Platform capability based identity management for scalable and secure cloud service access

Abstract

In the past identity management solutions evolved to solve the challenges with username/password based systems to provide a seamless single sign-on (SSO) experience for the user. With the advent of large scale cloud services, the existing SSO solutions for authentication using only username/password need to be revisited. We propose the use of platform capabilities and integrated credentials as a criteria for doing the authentication and authorization of the respective cloud service requesters. Cloud service requesters can be any type of device including PCs, TVs, laptops, phones, tablets and so on. Based on the device type the capabilities can offer information that may be necessary and sometimes sufficient to provide access to a given service.

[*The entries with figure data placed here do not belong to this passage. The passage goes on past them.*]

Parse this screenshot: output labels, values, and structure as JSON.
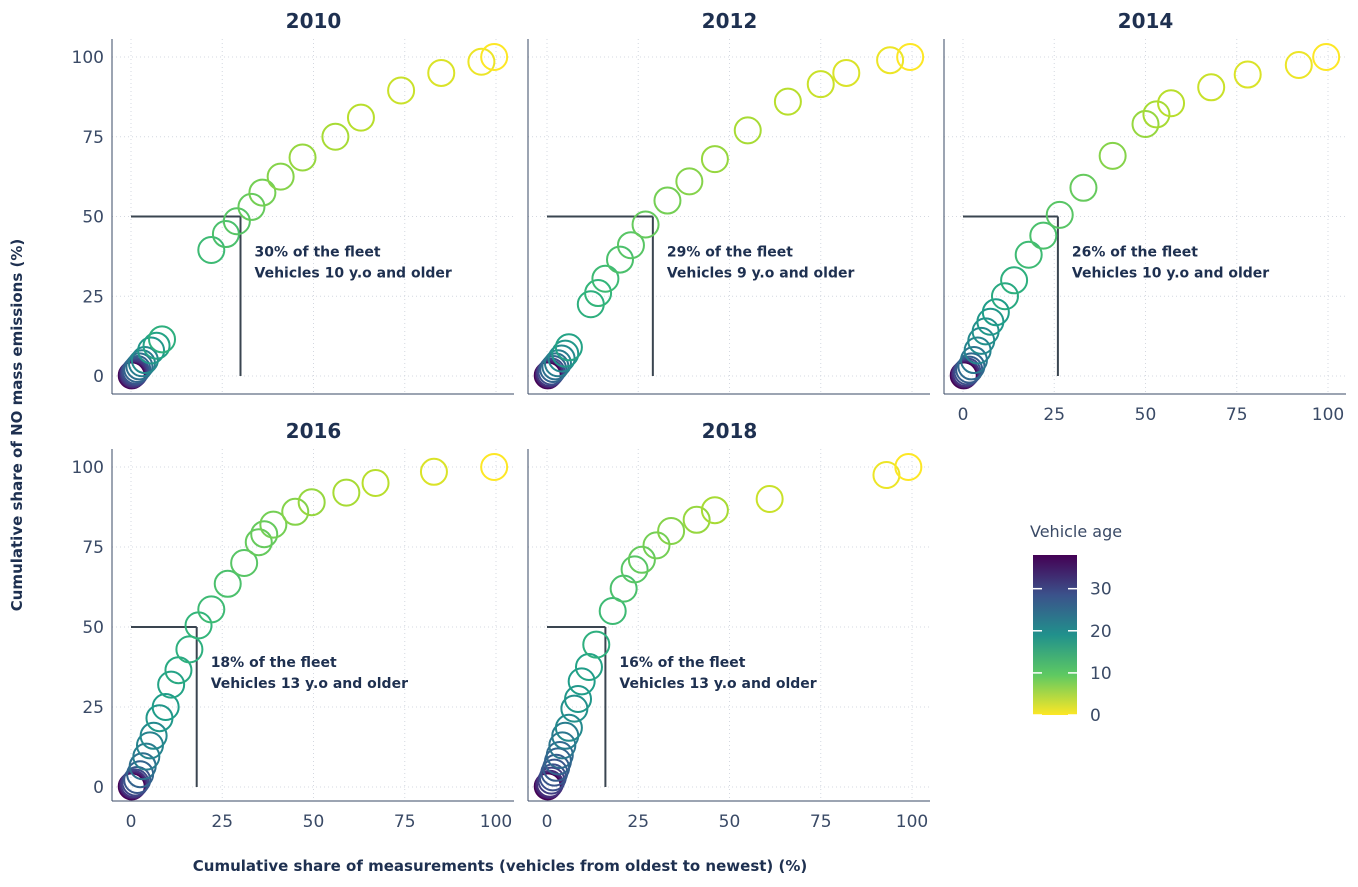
{
  "chart_data": {
    "type": "scatter",
    "xlabel": "Cumulative share of measurements (vehicles from oldest to newest) (%)",
    "ylabel": "Cumulative share of NO mass emissions (%)",
    "xlim": [
      0,
      100
    ],
    "ylim": [
      0,
      100
    ],
    "x_ticks": [
      "0",
      "25",
      "50",
      "75",
      "100"
    ],
    "y_ticks": [
      "0",
      "25",
      "50",
      "75",
      "100"
    ],
    "grid": true,
    "color_legend": {
      "title": "Vehicle age",
      "ticks": [
        "30",
        "20",
        "10",
        "0"
      ],
      "range": [
        0,
        38
      ],
      "colormap": "viridis",
      "placement": "right"
    },
    "panels": [
      {
        "title": "2010",
        "annotation": [
          "30% of the fleet",
          "Vehicles 10 y.o and older"
        ],
        "ref_x": 30,
        "ref_y": 50,
        "points": [
          {
            "x": 0.2,
            "y": 0.2,
            "age": 38
          },
          {
            "x": 0.4,
            "y": 0.4,
            "age": 36
          },
          {
            "x": 0.6,
            "y": 0.6,
            "age": 34
          },
          {
            "x": 0.8,
            "y": 0.8,
            "age": 32
          },
          {
            "x": 1.0,
            "y": 1.2,
            "age": 30
          },
          {
            "x": 1.3,
            "y": 1.6,
            "age": 28
          },
          {
            "x": 1.7,
            "y": 2.2,
            "age": 26
          },
          {
            "x": 2.3,
            "y": 3.0,
            "age": 24
          },
          {
            "x": 3.0,
            "y": 4.0,
            "age": 22
          },
          {
            "x": 3.8,
            "y": 5.0,
            "age": 20
          },
          {
            "x": 5.5,
            "y": 8.0,
            "age": 18
          },
          {
            "x": 7.0,
            "y": 9.5,
            "age": 16
          },
          {
            "x": 8.5,
            "y": 11.5,
            "age": 14
          },
          {
            "x": 22,
            "y": 39.5,
            "age": 12
          },
          {
            "x": 26,
            "y": 44.5,
            "age": 11
          },
          {
            "x": 29,
            "y": 48.5,
            "age": 10
          },
          {
            "x": 33,
            "y": 53,
            "age": 9
          },
          {
            "x": 36,
            "y": 57.5,
            "age": 8
          },
          {
            "x": 41,
            "y": 62.5,
            "age": 7
          },
          {
            "x": 47,
            "y": 68.5,
            "age": 6
          },
          {
            "x": 56,
            "y": 75,
            "age": 5
          },
          {
            "x": 63,
            "y": 81,
            "age": 4
          },
          {
            "x": 74,
            "y": 89.5,
            "age": 3
          },
          {
            "x": 85,
            "y": 95,
            "age": 2
          },
          {
            "x": 96,
            "y": 98.5,
            "age": 1
          },
          {
            "x": 99.5,
            "y": 100,
            "age": 0
          }
        ]
      },
      {
        "title": "2012",
        "annotation": [
          "29% of the fleet",
          "Vehicles 9 y.o and older"
        ],
        "ref_x": 29,
        "ref_y": 50,
        "points": [
          {
            "x": 0.2,
            "y": 0.2,
            "age": 38
          },
          {
            "x": 0.5,
            "y": 0.5,
            "age": 35
          },
          {
            "x": 0.8,
            "y": 0.9,
            "age": 32
          },
          {
            "x": 1.2,
            "y": 1.4,
            "age": 29
          },
          {
            "x": 1.7,
            "y": 2.2,
            "age": 26
          },
          {
            "x": 2.3,
            "y": 3.0,
            "age": 24
          },
          {
            "x": 3.0,
            "y": 4.0,
            "age": 22
          },
          {
            "x": 4.0,
            "y": 5.5,
            "age": 20
          },
          {
            "x": 5.0,
            "y": 7.0,
            "age": 18
          },
          {
            "x": 6.0,
            "y": 9.0,
            "age": 16
          },
          {
            "x": 12,
            "y": 22.5,
            "age": 14
          },
          {
            "x": 14,
            "y": 26,
            "age": 13
          },
          {
            "x": 16,
            "y": 30.5,
            "age": 12
          },
          {
            "x": 20,
            "y": 36.5,
            "age": 11
          },
          {
            "x": 23,
            "y": 41,
            "age": 10
          },
          {
            "x": 27,
            "y": 47.5,
            "age": 9
          },
          {
            "x": 33,
            "y": 55,
            "age": 8
          },
          {
            "x": 39,
            "y": 61,
            "age": 7
          },
          {
            "x": 46,
            "y": 68,
            "age": 6
          },
          {
            "x": 55,
            "y": 77,
            "age": 5
          },
          {
            "x": 66,
            "y": 86,
            "age": 4
          },
          {
            "x": 75,
            "y": 91.5,
            "age": 3
          },
          {
            "x": 82,
            "y": 95,
            "age": 2
          },
          {
            "x": 94,
            "y": 99,
            "age": 1
          },
          {
            "x": 99.5,
            "y": 100,
            "age": 0
          }
        ]
      },
      {
        "title": "2014",
        "annotation": [
          "26% of the fleet",
          "Vehicles 10 y.o and older"
        ],
        "ref_x": 26,
        "ref_y": 50,
        "points": [
          {
            "x": 0.2,
            "y": 0.2,
            "age": 38
          },
          {
            "x": 0.5,
            "y": 0.5,
            "age": 35
          },
          {
            "x": 0.8,
            "y": 0.9,
            "age": 32
          },
          {
            "x": 1.2,
            "y": 1.4,
            "age": 29
          },
          {
            "x": 1.7,
            "y": 2.0,
            "age": 27
          },
          {
            "x": 2.3,
            "y": 3.0,
            "age": 25
          },
          {
            "x": 3.0,
            "y": 5.0,
            "age": 23
          },
          {
            "x": 4.0,
            "y": 8.0,
            "age": 21
          },
          {
            "x": 5.0,
            "y": 11,
            "age": 20
          },
          {
            "x": 6.2,
            "y": 14,
            "age": 19
          },
          {
            "x": 7.5,
            "y": 17,
            "age": 18
          },
          {
            "x": 9.0,
            "y": 20,
            "age": 17
          },
          {
            "x": 11.5,
            "y": 25,
            "age": 15
          },
          {
            "x": 14,
            "y": 30,
            "age": 14
          },
          {
            "x": 18,
            "y": 38,
            "age": 12
          },
          {
            "x": 22,
            "y": 44,
            "age": 11
          },
          {
            "x": 26.5,
            "y": 50.5,
            "age": 10
          },
          {
            "x": 33,
            "y": 59,
            "age": 9
          },
          {
            "x": 41,
            "y": 69,
            "age": 7
          },
          {
            "x": 50,
            "y": 79,
            "age": 6
          },
          {
            "x": 53,
            "y": 82,
            "age": 5
          },
          {
            "x": 57,
            "y": 85.5,
            "age": 4
          },
          {
            "x": 68,
            "y": 90.5,
            "age": 3
          },
          {
            "x": 78,
            "y": 94.5,
            "age": 2
          },
          {
            "x": 92,
            "y": 97.5,
            "age": 1
          },
          {
            "x": 99.5,
            "y": 100,
            "age": 0
          }
        ]
      },
      {
        "title": "2016",
        "annotation": [
          "18% of the fleet",
          "Vehicles 13 y.o and older"
        ],
        "ref_x": 18,
        "ref_y": 50,
        "points": [
          {
            "x": 0.2,
            "y": 0.2,
            "age": 38
          },
          {
            "x": 0.5,
            "y": 0.5,
            "age": 35
          },
          {
            "x": 0.8,
            "y": 0.9,
            "age": 32
          },
          {
            "x": 1.2,
            "y": 1.4,
            "age": 30
          },
          {
            "x": 1.7,
            "y": 2.2,
            "age": 28
          },
          {
            "x": 2.5,
            "y": 4.0,
            "age": 26
          },
          {
            "x": 3.2,
            "y": 6.5,
            "age": 24
          },
          {
            "x": 4.2,
            "y": 9.5,
            "age": 22
          },
          {
            "x": 5.2,
            "y": 13,
            "age": 21
          },
          {
            "x": 6.2,
            "y": 16,
            "age": 20
          },
          {
            "x": 7.8,
            "y": 21.5,
            "age": 18
          },
          {
            "x": 9.5,
            "y": 25,
            "age": 17
          },
          {
            "x": 11,
            "y": 32,
            "age": 16
          },
          {
            "x": 13,
            "y": 36.5,
            "age": 15
          },
          {
            "x": 16,
            "y": 43,
            "age": 14
          },
          {
            "x": 18.5,
            "y": 50.5,
            "age": 13
          },
          {
            "x": 22,
            "y": 55.5,
            "age": 12
          },
          {
            "x": 26.5,
            "y": 63.5,
            "age": 11
          },
          {
            "x": 31,
            "y": 70,
            "age": 10
          },
          {
            "x": 35,
            "y": 76.5,
            "age": 9
          },
          {
            "x": 36.5,
            "y": 79,
            "age": 9
          },
          {
            "x": 39,
            "y": 82,
            "age": 8
          },
          {
            "x": 45,
            "y": 86,
            "age": 7
          },
          {
            "x": 49.5,
            "y": 89,
            "age": 6
          },
          {
            "x": 59,
            "y": 92,
            "age": 5
          },
          {
            "x": 67,
            "y": 95,
            "age": 4
          },
          {
            "x": 83,
            "y": 98.5,
            "age": 2
          },
          {
            "x": 99.5,
            "y": 100,
            "age": 0
          }
        ]
      },
      {
        "title": "2018",
        "annotation": [
          "16% of the fleet",
          "Vehicles 13 y.o and older"
        ],
        "ref_x": 16,
        "ref_y": 50,
        "points": [
          {
            "x": 0.2,
            "y": 0.2,
            "age": 38
          },
          {
            "x": 0.5,
            "y": 0.6,
            "age": 35
          },
          {
            "x": 0.8,
            "y": 1.0,
            "age": 33
          },
          {
            "x": 1.2,
            "y": 2.0,
            "age": 31
          },
          {
            "x": 1.6,
            "y": 3.0,
            "age": 29
          },
          {
            "x": 2.0,
            "y": 4.5,
            "age": 28
          },
          {
            "x": 2.5,
            "y": 6.0,
            "age": 27
          },
          {
            "x": 3.0,
            "y": 8.0,
            "age": 26
          },
          {
            "x": 3.5,
            "y": 10,
            "age": 25
          },
          {
            "x": 4.2,
            "y": 13,
            "age": 23
          },
          {
            "x": 5.0,
            "y": 16,
            "age": 22
          },
          {
            "x": 6.0,
            "y": 18.5,
            "age": 20
          },
          {
            "x": 7.5,
            "y": 24.5,
            "age": 19
          },
          {
            "x": 8.5,
            "y": 27.5,
            "age": 18
          },
          {
            "x": 9.5,
            "y": 33,
            "age": 17
          },
          {
            "x": 11.5,
            "y": 37.5,
            "age": 16
          },
          {
            "x": 13.5,
            "y": 44.5,
            "age": 14
          },
          {
            "x": 18,
            "y": 55,
            "age": 12
          },
          {
            "x": 21,
            "y": 62,
            "age": 11
          },
          {
            "x": 24,
            "y": 68,
            "age": 10
          },
          {
            "x": 26,
            "y": 71,
            "age": 9
          },
          {
            "x": 30,
            "y": 75.5,
            "age": 8
          },
          {
            "x": 34,
            "y": 80,
            "age": 7
          },
          {
            "x": 41,
            "y": 83.5,
            "age": 6
          },
          {
            "x": 46,
            "y": 86.5,
            "age": 5
          },
          {
            "x": 61,
            "y": 90,
            "age": 3
          },
          {
            "x": 93,
            "y": 97.5,
            "age": 1
          },
          {
            "x": 99,
            "y": 100,
            "age": 0
          }
        ]
      }
    ]
  }
}
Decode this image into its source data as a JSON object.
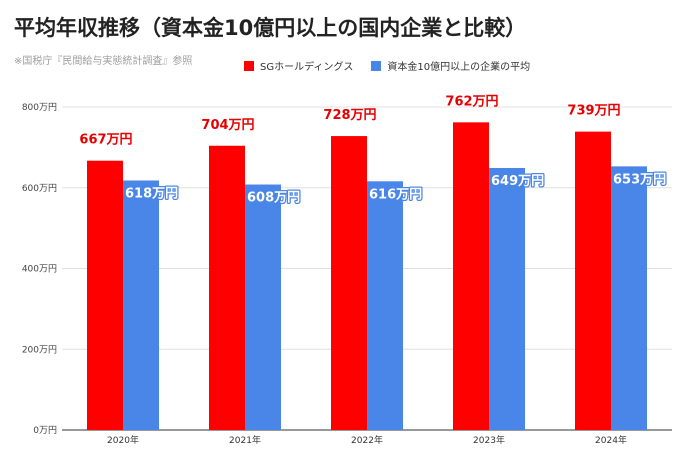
{
  "header": {
    "title": "平均年収推移（資本金10億円以上の国内企業と比較）",
    "source": "※国税庁『民間給与実態統計調査』参照"
  },
  "colors": {
    "series_a": "#ff0000",
    "series_b": "#4a86e8",
    "label_a": "#e60000"
  },
  "chart_data": {
    "type": "bar",
    "categories": [
      "2020年",
      "2021年",
      "2022年",
      "2023年",
      "2024年"
    ],
    "series": [
      {
        "name": "SGホールディングス",
        "values": [
          667,
          704,
          728,
          762,
          739
        ],
        "labels": [
          "667万円",
          "704万円",
          "728万円",
          "762万円",
          "739万円"
        ]
      },
      {
        "name": "資本金10億円以上の企業の平均",
        "values": [
          618,
          608,
          616,
          649,
          653
        ],
        "labels": [
          "618万円",
          "608万円",
          "616万円",
          "649万円",
          "653万円"
        ]
      }
    ],
    "yticks": [
      0,
      200,
      400,
      600,
      800
    ],
    "ytick_labels": [
      "0万円",
      "200万円",
      "400万円",
      "600万円",
      "800万円"
    ],
    "ylim": [
      0,
      800
    ],
    "grid": true,
    "legend_position": "top"
  }
}
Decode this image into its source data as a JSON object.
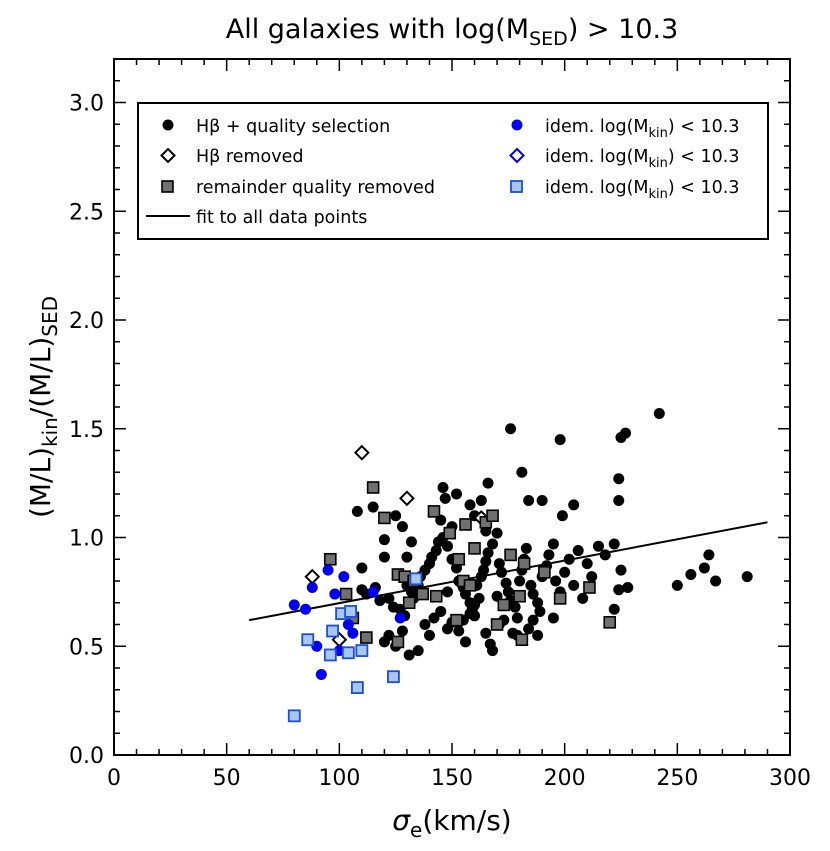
{
  "chart_data": {
    "type": "scatter",
    "title": {
      "main": "All galaxies with log(M",
      "sub": "SED",
      "rest": ") > 10.3"
    },
    "xlabel": {
      "main": "σ",
      "sub": "e",
      "rest": "(km/s)"
    },
    "ylabel": {
      "p1": "(M/L)",
      "s1": "kin",
      "p2": "/(M/L)",
      "s2": "SED"
    },
    "xlim": [
      0,
      300
    ],
    "ylim": [
      0.0,
      3.2
    ],
    "x_ticks": [
      0,
      50,
      100,
      150,
      200,
      250,
      300
    ],
    "y_ticks": [
      0.0,
      0.5,
      1.0,
      1.5,
      2.0,
      2.5,
      3.0
    ],
    "x_tick_labels": [
      "0",
      "50",
      "100",
      "150",
      "200",
      "250",
      "300"
    ],
    "y_tick_labels": [
      "0.0",
      "0.5",
      "1.0",
      "1.5",
      "2.0",
      "2.5",
      "3.0"
    ],
    "legend_position": "top",
    "legend": [
      {
        "label": "Hβ + quality selection",
        "marker": "circle",
        "color": "#000000"
      },
      {
        "label": "Hβ removed",
        "marker": "diamond",
        "color": "#000000"
      },
      {
        "label": "remainder quality removed",
        "marker": "square",
        "color": "#555555"
      },
      {
        "label": "fit to all data points",
        "marker": "line",
        "color": "#000000"
      },
      {
        "label": {
          "main": "idem. log(M",
          "sub": "kin",
          "rest": ") < 10.3"
        },
        "marker": "circle",
        "color": "#0000ee"
      },
      {
        "label": {
          "main": "idem. log(M",
          "sub": "kin",
          "rest": ") < 10.3"
        },
        "marker": "diamond",
        "color": "#0000ee"
      },
      {
        "label": {
          "main": "idem. log(M",
          "sub": "kin",
          "rest": ") < 10.3"
        },
        "marker": "square",
        "color": "#1a4fd6"
      }
    ],
    "fit_line": {
      "x": [
        60,
        290
      ],
      "y": [
        0.62,
        1.07
      ]
    },
    "series": [
      {
        "name": "Hβ + quality selection",
        "marker": "circle",
        "color": "#000000",
        "points": [
          [
            108,
            1.12
          ],
          [
            115,
            1.14
          ],
          [
            125,
            1.1
          ],
          [
            128,
            1.05
          ],
          [
            120,
            0.99
          ],
          [
            120,
            0.91
          ],
          [
            110,
            0.86
          ],
          [
            110,
            0.76
          ],
          [
            112,
            0.74
          ],
          [
            116,
            0.77
          ],
          [
            118,
            0.71
          ],
          [
            122,
            0.72
          ],
          [
            124,
            0.68
          ],
          [
            127,
            0.67
          ],
          [
            129,
            0.64
          ],
          [
            130,
            0.78
          ],
          [
            132,
            0.75
          ],
          [
            133,
            0.72
          ],
          [
            135,
            0.78
          ],
          [
            136,
            0.82
          ],
          [
            138,
            0.85
          ],
          [
            140,
            0.88
          ],
          [
            141,
            0.91
          ],
          [
            143,
            0.94
          ],
          [
            144,
            0.98
          ],
          [
            146,
            1.0
          ],
          [
            148,
            0.96
          ],
          [
            150,
            0.9
          ],
          [
            152,
            0.86
          ],
          [
            153,
            0.8
          ],
          [
            155,
            0.77
          ],
          [
            156,
            0.74
          ],
          [
            158,
            0.7
          ],
          [
            159,
            0.67
          ],
          [
            160,
            0.64
          ],
          [
            161,
            0.78
          ],
          [
            163,
            0.82
          ],
          [
            164,
            0.85
          ],
          [
            165,
            0.89
          ],
          [
            166,
            0.93
          ],
          [
            168,
            0.97
          ],
          [
            170,
            1.02
          ],
          [
            171,
            0.88
          ],
          [
            172,
            0.84
          ],
          [
            174,
            0.79
          ],
          [
            175,
            0.75
          ],
          [
            176,
            0.71
          ],
          [
            178,
            0.68
          ],
          [
            179,
            0.63
          ],
          [
            180,
            0.8
          ],
          [
            181,
            0.85
          ],
          [
            182,
            0.9
          ],
          [
            183,
            0.95
          ],
          [
            185,
            0.78
          ],
          [
            186,
            0.74
          ],
          [
            188,
            0.7
          ],
          [
            189,
            0.66
          ],
          [
            190,
            0.82
          ],
          [
            192,
            0.87
          ],
          [
            193,
            0.92
          ],
          [
            195,
            0.97
          ],
          [
            196,
            0.8
          ],
          [
            198,
            0.75
          ],
          [
            200,
            0.84
          ],
          [
            202,
            0.9
          ],
          [
            204,
            0.78
          ],
          [
            206,
            0.94
          ],
          [
            208,
            0.72
          ],
          [
            210,
            0.88
          ],
          [
            212,
            0.82
          ],
          [
            215,
            0.96
          ],
          [
            218,
            0.92
          ],
          [
            222,
            0.97
          ],
          [
            225,
            0.85
          ],
          [
            228,
            0.77
          ],
          [
            146,
            1.23
          ],
          [
            147,
            1.18
          ],
          [
            152,
            1.2
          ],
          [
            158,
            1.15
          ],
          [
            163,
            1.17
          ],
          [
            166,
            1.25
          ],
          [
            176,
            1.5
          ],
          [
            181,
            1.3
          ],
          [
            184,
            1.17
          ],
          [
            190,
            1.17
          ],
          [
            198,
            1.45
          ],
          [
            199,
            1.1
          ],
          [
            204,
            1.15
          ],
          [
            224,
            1.27
          ],
          [
            224,
            1.17
          ],
          [
            225,
            1.46
          ],
          [
            227,
            1.48
          ],
          [
            242,
            1.57
          ],
          [
            250,
            0.78
          ],
          [
            256,
            0.83
          ],
          [
            262,
            0.86
          ],
          [
            264,
            0.92
          ],
          [
            267,
            0.8
          ],
          [
            281,
            0.82
          ],
          [
            222,
            0.67
          ],
          [
            224,
            0.76
          ],
          [
            120,
            0.52
          ],
          [
            122,
            0.55
          ],
          [
            125,
            0.5
          ],
          [
            128,
            0.57
          ],
          [
            131,
            0.46
          ],
          [
            135,
            0.48
          ],
          [
            138,
            0.6
          ],
          [
            140,
            0.55
          ],
          [
            142,
            0.63
          ],
          [
            145,
            0.66
          ],
          [
            148,
            0.58
          ],
          [
            150,
            0.61
          ],
          [
            153,
            0.57
          ],
          [
            156,
            0.52
          ],
          [
            158,
            0.65
          ],
          [
            160,
            0.69
          ],
          [
            162,
            0.72
          ],
          [
            165,
            0.56
          ],
          [
            167,
            0.51
          ],
          [
            168,
            0.48
          ],
          [
            171,
            0.6
          ],
          [
            173,
            0.62
          ],
          [
            177,
            0.56
          ],
          [
            179,
            0.55
          ],
          [
            184,
            0.58
          ],
          [
            186,
            0.62
          ],
          [
            188,
            0.55
          ],
          [
            195,
            0.63
          ],
          [
            130,
            0.91
          ],
          [
            132,
            0.98
          ],
          [
            145,
            1.08
          ],
          [
            150,
            1.05
          ],
          [
            160,
            1.1
          ],
          [
            165,
            1.03
          ],
          [
            170,
            0.73
          ],
          [
            155,
            0.62
          ],
          [
            148,
            0.75
          ]
        ]
      },
      {
        "name": "Hβ removed",
        "marker": "diamond",
        "color": "#000000",
        "points": [
          [
            88,
            0.82
          ],
          [
            110,
            1.39
          ],
          [
            130,
            1.18
          ],
          [
            163,
            1.09
          ],
          [
            100,
            0.53
          ]
        ]
      },
      {
        "name": "remainder quality removed",
        "marker": "square",
        "color": "#555555",
        "points": [
          [
            96,
            0.9
          ],
          [
            115,
            1.23
          ],
          [
            120,
            1.09
          ],
          [
            126,
            0.83
          ],
          [
            129,
            0.82
          ],
          [
            133,
            0.8
          ],
          [
            137,
            0.74
          ],
          [
            142,
            1.12
          ],
          [
            149,
            1.02
          ],
          [
            153,
            0.9
          ],
          [
            155,
            0.8
          ],
          [
            156,
            1.06
          ],
          [
            165,
            1.07
          ],
          [
            168,
            1.1
          ],
          [
            173,
            0.69
          ],
          [
            176,
            0.92
          ],
          [
            180,
            0.73
          ],
          [
            182,
            0.88
          ],
          [
            191,
            0.84
          ],
          [
            198,
            0.72
          ],
          [
            211,
            0.77
          ],
          [
            220,
            0.61
          ],
          [
            126,
            0.52
          ],
          [
            131,
            0.7
          ],
          [
            143,
            0.73
          ],
          [
            152,
            0.62
          ],
          [
            158,
            0.78
          ],
          [
            170,
            0.6
          ],
          [
            181,
            0.53
          ],
          [
            106,
            0.63
          ],
          [
            103,
            0.74
          ],
          [
            112,
            0.54
          ],
          [
            160,
            0.95
          ]
        ]
      },
      {
        "name": "idem. log(Mkin) < 10.3",
        "marker": "circle",
        "color": "#0000ee",
        "points": [
          [
            80,
            0.69
          ],
          [
            85,
            0.67
          ],
          [
            88,
            0.77
          ],
          [
            90,
            0.5
          ],
          [
            92,
            0.37
          ],
          [
            95,
            0.85
          ],
          [
            98,
            0.74
          ],
          [
            100,
            0.48
          ],
          [
            102,
            0.82
          ],
          [
            104,
            0.6
          ],
          [
            106,
            0.56
          ],
          [
            115,
            0.75
          ],
          [
            127,
            0.63
          ]
        ]
      },
      {
        "name": "idem. log(Mkin) < 10.3",
        "marker": "diamond",
        "color": "#0000ee",
        "points": []
      },
      {
        "name": "idem. log(Mkin) < 10.3",
        "marker": "square",
        "color": "#1a4fd6",
        "points": [
          [
            80,
            0.18
          ],
          [
            86,
            0.53
          ],
          [
            96,
            0.46
          ],
          [
            97,
            0.57
          ],
          [
            101,
            0.65
          ],
          [
            104,
            0.47
          ],
          [
            105,
            0.66
          ],
          [
            108,
            0.31
          ],
          [
            110,
            0.48
          ],
          [
            124,
            0.36
          ],
          [
            134,
            0.81
          ]
        ]
      }
    ]
  }
}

More specifically, a user may not have to enroll to get certain types of cloud services because the platform capabilities and intrinsic certificates may be sufficient without user specific information or input. For example, if a device can provide secure geo specific information then services which are provided for devices in a certain geo can be qualified based on the provided geo information without any additional input. For services that are controlled for enrolled users, instead of establishing a username/password PKI certificates can be embedded on the device which is secured using the platform capabilities. This will allow secure yet seamless access to such cloud services. Such a model where user ID is not mandatory but definitely available per service requirements, allows for enhanced privacy without jeopardizing security. Additionally the flexibility of such a model may allow the scaled identity management policies as required for various types of cloud services.